In this lighthearted memoir, radio personality, voice-over performer, pilot and hypnotist Summer (Lovin Touch, 2004, etc.) tells humorous stories to encourage seniors to happily traverse life with a whole lot of love.
Summer anoints himself the leader and spokesperson for what he calls the “Louie Louie Generation,” those “guys and gals” for whom the Kingsmen’s 1963 version of the rock ’n’ roll song captured the lust, energy and optimism of the times. As Summer sees it, members of this generation face a daily struggle for respect, recognition and happiness—a struggle exacerbated by the “Pimple People” (clueless, usually young folks) and the “Drab and Dreadful Drones” (older folks who slouch through life). Summer seeks to rally the troops and offers up a cornucopia of “wisdom” as Big Louie, the grand poobah of the Louie Louie Generation.
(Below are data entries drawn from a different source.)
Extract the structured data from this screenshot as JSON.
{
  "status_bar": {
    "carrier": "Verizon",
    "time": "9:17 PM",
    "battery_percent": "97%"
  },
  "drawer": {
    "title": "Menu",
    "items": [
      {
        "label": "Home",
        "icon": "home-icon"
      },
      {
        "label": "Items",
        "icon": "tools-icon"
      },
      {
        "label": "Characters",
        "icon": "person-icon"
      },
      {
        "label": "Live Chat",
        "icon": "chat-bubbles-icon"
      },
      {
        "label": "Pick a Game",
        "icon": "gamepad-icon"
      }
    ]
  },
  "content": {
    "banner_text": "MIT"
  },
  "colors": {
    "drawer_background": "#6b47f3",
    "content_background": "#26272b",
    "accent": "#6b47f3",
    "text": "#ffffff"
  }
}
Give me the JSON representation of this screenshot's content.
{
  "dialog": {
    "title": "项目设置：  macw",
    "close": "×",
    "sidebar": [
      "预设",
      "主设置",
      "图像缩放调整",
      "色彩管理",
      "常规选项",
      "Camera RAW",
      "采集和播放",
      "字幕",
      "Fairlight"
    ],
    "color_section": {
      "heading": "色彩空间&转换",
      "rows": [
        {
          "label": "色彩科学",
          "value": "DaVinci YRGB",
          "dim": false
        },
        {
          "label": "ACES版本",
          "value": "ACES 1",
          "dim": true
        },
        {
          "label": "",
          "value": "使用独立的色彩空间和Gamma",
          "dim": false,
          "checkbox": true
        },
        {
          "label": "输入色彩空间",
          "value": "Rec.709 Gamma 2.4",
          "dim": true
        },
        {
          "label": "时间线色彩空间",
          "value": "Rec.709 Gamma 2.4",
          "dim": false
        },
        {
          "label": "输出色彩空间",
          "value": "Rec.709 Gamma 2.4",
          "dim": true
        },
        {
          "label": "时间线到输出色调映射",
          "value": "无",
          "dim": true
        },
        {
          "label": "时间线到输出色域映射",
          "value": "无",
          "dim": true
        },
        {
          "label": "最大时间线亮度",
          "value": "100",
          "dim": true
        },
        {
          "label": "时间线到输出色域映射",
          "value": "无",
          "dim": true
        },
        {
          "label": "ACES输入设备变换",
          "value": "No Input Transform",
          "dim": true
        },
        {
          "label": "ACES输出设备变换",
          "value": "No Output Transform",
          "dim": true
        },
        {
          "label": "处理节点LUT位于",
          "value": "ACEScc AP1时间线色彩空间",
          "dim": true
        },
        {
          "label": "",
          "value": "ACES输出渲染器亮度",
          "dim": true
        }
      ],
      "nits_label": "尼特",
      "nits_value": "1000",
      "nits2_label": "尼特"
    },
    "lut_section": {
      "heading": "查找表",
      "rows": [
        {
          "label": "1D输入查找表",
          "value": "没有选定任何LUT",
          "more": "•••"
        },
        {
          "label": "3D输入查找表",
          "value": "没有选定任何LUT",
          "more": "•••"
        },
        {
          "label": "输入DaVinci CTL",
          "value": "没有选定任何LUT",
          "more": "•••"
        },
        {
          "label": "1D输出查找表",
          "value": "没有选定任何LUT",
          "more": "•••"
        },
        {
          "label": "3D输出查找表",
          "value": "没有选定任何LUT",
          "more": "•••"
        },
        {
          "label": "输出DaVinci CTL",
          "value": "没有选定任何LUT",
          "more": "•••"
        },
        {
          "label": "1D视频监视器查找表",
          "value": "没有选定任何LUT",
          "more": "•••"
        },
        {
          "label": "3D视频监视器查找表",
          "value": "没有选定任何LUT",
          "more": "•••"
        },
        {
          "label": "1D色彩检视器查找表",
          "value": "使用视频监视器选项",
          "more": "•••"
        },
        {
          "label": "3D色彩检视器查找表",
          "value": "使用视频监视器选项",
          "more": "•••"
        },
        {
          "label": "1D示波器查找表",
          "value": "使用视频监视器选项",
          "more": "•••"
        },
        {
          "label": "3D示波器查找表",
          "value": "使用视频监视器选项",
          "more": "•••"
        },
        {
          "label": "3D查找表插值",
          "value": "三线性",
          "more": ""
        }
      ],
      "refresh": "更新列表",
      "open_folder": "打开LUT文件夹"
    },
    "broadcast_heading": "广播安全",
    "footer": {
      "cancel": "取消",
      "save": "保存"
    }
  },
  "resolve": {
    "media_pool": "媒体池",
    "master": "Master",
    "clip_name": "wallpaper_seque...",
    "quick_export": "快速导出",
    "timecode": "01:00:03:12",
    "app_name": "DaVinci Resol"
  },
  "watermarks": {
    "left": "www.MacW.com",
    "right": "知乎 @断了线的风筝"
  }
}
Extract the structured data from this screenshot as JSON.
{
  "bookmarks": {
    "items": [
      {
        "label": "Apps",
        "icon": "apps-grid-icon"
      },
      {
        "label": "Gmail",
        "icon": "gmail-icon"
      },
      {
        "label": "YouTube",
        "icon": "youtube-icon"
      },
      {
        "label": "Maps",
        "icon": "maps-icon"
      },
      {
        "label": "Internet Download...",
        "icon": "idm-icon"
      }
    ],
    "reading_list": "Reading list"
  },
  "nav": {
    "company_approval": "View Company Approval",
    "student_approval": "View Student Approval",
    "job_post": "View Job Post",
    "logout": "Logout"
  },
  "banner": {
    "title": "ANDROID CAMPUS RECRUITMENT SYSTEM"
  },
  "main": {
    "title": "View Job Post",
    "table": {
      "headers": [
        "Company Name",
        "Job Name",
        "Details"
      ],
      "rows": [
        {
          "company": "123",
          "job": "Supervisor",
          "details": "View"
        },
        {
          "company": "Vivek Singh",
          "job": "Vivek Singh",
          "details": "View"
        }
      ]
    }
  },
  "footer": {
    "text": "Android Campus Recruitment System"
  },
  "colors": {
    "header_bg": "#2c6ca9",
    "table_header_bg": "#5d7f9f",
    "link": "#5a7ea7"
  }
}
He suggests, “We can’t change what is. But we can change what we think about what is, and what we do about it.” Another musing: “Honesty = The Truth + Maybe.” And, perhaps most important, “You know what Louie says when you still have some moving parts left: ‘move ’e’’’ m.’” And Big Louie apparently takes every chance he gets to move his parts with his wife, Barbara, whom he calls “Lady Wonder Wench” and met in the 1960s when he was the all-night deejay at WBZ radio in Boston. About her he says, “She plays with me and laughs. She makes me feel powerful because she lets me make her feel beautiful.” Summer adroitly covers the waterfront of topics relevant to seniors from work to retirement, from the slights of aging to the joys of fulfilled relationships. Some of his vignettes seem off topic, like his patriotic “E pluribus unum” and his story about recording funny phone messages. But the majority displays a keen sense of humor and a sharp understanding about how to live a happy, healthy and hot life. After all, “Louie Louie Generation guys and gals have a big advantage in figuring things out: it’s called been there, done that.”
Laugh-out-loud advice for the AARP set.